The assessment of model performance reveals that, in terms of RMSE, the MLP, RBF, and SVM models results yielded within the ranges of [207,405], [175,367], and [168,374], respectively (Fig. 4). Concerning MAE, the models exhibited values spanning [182, 322], [147,309], and [141,296], respectively (Fig. 5). In the context of R2, the model performance ranged from [0.64, 0.92], [0.63, 0.89], to [0.55, 0.89], respectively (Fig. 6). Evaluating models trained based on genetic traits in direct crosses unveiled that none of the MLP, RBF, or SVM models surpassed an accuracy of 65% (R2) in predicting hybrid performance. However, in reciprocal crosses, all three models exhibited an accuracy of 89% (R2). Turning to models trained using phenotypic traits, the MLP model demonstrated superior predictive capabilities in both direct and reciprocal crosses, with an accuracy of 89% and 92%, respectively. Furthermore, models trained with both phenotypic and genetic traits exhibited comparable accuracy across at the three models, with the highest values reaching 77% in direct crosses and 89% in reciprocal crosses. While the application of artificial intelligence-based methods for phenotypic and genetic prediction remains limited, the significance of neural networks in genetic enhancement has been underscored by previous research. Marini et al. (2004) successfully predicted corn and soybean yields based on environmental climatic conditions using neural networks, achieving explanatory coefficients of 0.77 for corn and 0.81 for soybean. Similarly, Rosado et al. (2020) demonstrated that employing ANN-MLP neural networks for bean genetic prediction, incorporating phenotypic and genetic traits, led to a 90% increase in model accuracy. This approach capitalizes on quantitative features to improve prediction accuracy. The results across various crop plants further endorse the efficiency of neural networks for crop performance prediction (Eren et al. 2023; Shamsabadi et al. 2022; Hara et al. 2023; Huang 2023).

Conclusion

The recent years utilation of artificial intelligence in analysis, modeling, and forecasting has gained prominence.

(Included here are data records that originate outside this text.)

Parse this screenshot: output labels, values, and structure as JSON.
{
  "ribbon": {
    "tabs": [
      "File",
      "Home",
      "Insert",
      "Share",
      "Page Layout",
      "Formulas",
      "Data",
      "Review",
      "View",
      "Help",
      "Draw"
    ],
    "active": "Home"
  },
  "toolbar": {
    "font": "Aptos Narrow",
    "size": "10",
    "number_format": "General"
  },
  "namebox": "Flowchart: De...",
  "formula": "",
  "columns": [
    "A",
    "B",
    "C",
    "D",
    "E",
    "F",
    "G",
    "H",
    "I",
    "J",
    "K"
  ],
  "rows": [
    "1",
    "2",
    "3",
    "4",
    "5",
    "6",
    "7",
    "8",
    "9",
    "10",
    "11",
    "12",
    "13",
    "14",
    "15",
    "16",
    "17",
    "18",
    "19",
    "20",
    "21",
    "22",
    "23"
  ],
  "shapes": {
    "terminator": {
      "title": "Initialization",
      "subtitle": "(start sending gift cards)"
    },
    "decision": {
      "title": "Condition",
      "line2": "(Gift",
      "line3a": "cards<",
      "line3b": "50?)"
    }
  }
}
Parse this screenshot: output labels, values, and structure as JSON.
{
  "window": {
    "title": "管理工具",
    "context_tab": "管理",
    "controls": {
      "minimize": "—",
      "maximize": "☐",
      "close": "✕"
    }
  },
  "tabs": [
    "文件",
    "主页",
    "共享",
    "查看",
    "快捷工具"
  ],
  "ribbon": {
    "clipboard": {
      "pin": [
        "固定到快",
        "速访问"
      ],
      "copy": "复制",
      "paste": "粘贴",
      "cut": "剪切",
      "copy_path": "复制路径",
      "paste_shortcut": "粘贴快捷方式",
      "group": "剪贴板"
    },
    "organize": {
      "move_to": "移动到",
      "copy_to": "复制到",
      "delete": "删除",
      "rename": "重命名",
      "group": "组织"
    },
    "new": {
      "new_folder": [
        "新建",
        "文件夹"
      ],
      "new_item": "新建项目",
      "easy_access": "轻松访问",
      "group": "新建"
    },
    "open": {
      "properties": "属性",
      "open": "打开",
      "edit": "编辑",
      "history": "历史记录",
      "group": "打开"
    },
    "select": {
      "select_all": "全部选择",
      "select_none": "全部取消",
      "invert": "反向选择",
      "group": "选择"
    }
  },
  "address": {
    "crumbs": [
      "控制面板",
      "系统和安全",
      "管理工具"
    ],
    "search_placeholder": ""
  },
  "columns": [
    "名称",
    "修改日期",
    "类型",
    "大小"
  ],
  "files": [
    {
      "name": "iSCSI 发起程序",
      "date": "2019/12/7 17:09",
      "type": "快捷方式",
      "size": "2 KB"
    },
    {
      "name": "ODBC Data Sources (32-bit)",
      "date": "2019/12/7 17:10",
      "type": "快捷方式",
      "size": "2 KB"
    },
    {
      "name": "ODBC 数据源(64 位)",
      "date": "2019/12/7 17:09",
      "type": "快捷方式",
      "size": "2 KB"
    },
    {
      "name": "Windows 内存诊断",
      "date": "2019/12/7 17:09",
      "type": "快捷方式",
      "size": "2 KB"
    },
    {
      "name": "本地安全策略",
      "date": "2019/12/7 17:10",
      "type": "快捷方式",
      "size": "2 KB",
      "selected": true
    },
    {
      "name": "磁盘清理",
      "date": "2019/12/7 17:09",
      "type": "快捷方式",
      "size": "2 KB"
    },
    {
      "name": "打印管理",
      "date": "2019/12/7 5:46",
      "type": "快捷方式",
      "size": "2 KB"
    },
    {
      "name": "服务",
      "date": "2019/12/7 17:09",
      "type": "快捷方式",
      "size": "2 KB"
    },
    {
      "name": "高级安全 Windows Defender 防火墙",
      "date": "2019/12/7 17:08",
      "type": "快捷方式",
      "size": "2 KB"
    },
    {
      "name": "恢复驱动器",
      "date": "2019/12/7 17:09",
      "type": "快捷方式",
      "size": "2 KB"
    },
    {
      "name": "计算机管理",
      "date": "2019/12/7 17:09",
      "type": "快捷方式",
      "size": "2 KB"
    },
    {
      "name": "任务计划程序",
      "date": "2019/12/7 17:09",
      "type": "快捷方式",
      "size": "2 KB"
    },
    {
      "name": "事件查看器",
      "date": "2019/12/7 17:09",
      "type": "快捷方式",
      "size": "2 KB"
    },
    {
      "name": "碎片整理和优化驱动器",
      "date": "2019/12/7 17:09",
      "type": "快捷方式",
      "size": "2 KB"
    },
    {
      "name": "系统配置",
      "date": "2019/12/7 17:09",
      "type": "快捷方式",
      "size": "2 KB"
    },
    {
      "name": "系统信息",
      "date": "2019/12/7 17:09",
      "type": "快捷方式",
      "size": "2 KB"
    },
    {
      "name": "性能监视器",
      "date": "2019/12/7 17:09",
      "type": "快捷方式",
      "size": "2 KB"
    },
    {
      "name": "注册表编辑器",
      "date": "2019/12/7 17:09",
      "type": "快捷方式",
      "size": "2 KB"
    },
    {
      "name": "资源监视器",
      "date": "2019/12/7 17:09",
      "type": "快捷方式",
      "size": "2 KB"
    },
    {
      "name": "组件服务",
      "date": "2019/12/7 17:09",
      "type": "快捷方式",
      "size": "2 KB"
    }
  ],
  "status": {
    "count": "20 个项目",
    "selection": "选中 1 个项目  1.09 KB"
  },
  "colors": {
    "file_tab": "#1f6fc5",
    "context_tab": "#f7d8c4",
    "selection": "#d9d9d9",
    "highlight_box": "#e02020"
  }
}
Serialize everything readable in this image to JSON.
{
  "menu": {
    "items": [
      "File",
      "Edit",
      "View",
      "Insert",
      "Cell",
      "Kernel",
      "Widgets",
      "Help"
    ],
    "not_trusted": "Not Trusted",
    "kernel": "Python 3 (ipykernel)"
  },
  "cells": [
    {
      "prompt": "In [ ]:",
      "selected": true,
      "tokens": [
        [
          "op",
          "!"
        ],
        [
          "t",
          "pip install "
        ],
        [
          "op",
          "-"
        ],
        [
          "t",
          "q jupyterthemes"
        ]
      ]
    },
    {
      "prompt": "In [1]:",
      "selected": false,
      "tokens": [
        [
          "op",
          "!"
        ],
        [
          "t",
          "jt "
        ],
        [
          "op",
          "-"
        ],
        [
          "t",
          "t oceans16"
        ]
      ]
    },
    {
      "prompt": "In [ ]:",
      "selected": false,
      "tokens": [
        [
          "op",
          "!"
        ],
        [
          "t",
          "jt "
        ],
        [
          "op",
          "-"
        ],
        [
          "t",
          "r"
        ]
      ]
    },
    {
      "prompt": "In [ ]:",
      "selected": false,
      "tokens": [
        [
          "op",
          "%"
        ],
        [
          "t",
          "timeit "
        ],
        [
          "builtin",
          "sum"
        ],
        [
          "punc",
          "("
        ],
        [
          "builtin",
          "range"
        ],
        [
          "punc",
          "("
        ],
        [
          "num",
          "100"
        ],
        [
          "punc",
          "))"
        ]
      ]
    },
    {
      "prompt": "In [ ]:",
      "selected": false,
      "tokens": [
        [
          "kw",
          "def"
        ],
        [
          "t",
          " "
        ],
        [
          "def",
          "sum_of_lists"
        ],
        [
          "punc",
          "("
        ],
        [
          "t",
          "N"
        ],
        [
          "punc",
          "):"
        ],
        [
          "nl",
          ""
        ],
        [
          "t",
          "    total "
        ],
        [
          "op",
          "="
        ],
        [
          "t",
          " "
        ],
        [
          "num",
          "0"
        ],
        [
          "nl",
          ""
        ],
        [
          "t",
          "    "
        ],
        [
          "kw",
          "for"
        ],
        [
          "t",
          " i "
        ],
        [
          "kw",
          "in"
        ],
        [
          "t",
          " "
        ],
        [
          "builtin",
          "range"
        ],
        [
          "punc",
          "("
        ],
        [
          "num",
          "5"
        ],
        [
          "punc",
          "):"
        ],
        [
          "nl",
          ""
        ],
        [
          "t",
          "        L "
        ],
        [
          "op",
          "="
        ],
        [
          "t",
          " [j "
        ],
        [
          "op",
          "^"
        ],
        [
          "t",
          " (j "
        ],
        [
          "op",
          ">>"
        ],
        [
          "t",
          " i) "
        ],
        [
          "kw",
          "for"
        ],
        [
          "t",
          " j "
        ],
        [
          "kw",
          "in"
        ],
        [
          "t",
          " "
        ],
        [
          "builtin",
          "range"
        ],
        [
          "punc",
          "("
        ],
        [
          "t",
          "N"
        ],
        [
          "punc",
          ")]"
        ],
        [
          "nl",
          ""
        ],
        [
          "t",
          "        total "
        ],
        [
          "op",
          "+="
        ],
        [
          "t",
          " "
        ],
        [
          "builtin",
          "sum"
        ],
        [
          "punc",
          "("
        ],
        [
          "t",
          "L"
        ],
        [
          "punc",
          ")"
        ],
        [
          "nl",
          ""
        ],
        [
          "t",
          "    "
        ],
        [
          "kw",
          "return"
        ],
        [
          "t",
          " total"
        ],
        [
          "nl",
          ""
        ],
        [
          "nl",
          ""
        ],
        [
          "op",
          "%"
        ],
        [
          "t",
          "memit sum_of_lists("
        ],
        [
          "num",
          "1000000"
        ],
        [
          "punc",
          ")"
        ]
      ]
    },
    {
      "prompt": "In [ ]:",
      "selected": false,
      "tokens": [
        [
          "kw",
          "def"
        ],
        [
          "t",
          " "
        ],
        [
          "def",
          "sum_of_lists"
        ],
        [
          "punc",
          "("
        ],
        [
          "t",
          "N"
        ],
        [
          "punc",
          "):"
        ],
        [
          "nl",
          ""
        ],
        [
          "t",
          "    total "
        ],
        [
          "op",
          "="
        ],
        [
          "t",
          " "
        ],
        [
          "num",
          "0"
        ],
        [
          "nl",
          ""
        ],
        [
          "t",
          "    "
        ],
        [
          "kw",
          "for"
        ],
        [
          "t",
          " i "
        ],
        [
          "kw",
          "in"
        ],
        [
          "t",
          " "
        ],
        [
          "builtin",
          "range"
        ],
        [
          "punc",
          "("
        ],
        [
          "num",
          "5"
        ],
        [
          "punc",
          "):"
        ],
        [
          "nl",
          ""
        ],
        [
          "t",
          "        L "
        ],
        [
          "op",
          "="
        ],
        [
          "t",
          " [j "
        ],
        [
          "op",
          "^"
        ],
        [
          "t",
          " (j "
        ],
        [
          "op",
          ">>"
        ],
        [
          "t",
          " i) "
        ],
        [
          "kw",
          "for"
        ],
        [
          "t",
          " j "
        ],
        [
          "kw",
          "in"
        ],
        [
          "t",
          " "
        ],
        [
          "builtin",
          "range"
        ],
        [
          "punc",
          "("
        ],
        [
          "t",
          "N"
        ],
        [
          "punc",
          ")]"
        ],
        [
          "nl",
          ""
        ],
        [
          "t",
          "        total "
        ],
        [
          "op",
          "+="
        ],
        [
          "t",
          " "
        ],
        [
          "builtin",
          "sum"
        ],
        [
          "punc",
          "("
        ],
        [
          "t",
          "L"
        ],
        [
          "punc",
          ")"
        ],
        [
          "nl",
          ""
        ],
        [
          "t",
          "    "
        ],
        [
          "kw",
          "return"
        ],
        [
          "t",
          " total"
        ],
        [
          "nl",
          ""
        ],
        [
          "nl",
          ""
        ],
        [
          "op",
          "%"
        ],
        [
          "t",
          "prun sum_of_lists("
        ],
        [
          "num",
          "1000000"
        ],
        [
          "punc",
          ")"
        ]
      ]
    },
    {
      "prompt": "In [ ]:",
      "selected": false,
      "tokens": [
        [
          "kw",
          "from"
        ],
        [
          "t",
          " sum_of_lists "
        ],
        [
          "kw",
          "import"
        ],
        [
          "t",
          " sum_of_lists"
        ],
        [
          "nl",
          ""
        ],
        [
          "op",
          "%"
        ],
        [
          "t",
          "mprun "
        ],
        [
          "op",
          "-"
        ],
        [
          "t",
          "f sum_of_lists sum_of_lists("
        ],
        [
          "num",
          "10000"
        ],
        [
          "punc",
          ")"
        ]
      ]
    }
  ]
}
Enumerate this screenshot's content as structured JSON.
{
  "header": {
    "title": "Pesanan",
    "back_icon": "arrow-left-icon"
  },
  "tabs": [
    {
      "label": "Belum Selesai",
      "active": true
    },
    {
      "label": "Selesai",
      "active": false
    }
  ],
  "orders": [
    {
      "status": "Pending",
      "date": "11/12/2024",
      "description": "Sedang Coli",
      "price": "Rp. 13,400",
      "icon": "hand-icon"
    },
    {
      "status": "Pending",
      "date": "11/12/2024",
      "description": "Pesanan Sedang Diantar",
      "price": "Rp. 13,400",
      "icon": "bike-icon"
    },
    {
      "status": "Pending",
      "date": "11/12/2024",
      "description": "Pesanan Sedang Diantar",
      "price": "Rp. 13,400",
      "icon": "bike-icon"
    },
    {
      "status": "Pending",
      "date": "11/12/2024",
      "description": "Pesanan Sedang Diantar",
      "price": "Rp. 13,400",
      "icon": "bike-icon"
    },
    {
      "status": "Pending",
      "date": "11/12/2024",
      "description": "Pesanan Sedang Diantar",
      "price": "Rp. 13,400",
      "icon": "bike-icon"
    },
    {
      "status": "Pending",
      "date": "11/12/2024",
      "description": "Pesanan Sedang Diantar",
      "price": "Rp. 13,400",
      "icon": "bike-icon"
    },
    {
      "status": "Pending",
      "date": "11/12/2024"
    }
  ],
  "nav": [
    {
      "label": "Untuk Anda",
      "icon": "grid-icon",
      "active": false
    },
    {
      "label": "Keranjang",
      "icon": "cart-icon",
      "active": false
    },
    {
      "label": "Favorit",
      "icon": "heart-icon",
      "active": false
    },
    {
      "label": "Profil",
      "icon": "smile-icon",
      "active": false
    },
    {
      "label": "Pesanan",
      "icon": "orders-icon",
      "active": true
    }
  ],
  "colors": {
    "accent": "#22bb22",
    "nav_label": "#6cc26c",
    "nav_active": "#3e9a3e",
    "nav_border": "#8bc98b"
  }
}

This study harnessed diverse algorithms with distinct structures to predict rapeseed hybrid performance. Utilizing both molecular and phenotypic data inputs in the model revealed that the MLP model exhibited reduced RMSE and MAE values and a heightened R2 in predicting reciprocal crosses, outperforming direct crosses. Training the MLP model based on molecular and phenotypic data yielded a R2 of up to 89%, highlighting its capability to approximate real data more accurately. The proposed neural network model empowers breeders to predict hybrid performance of parent combinations prior to crossing, streamlining efforts towards optimal hybrid outcomes. The remarkable versatility of neural networks has spurred advancements in learning and predictive models using both phenotypic and molecular data enabling comprehensive exploration of various plant traits. Further research is warranted to explore the potential of other machine learning models.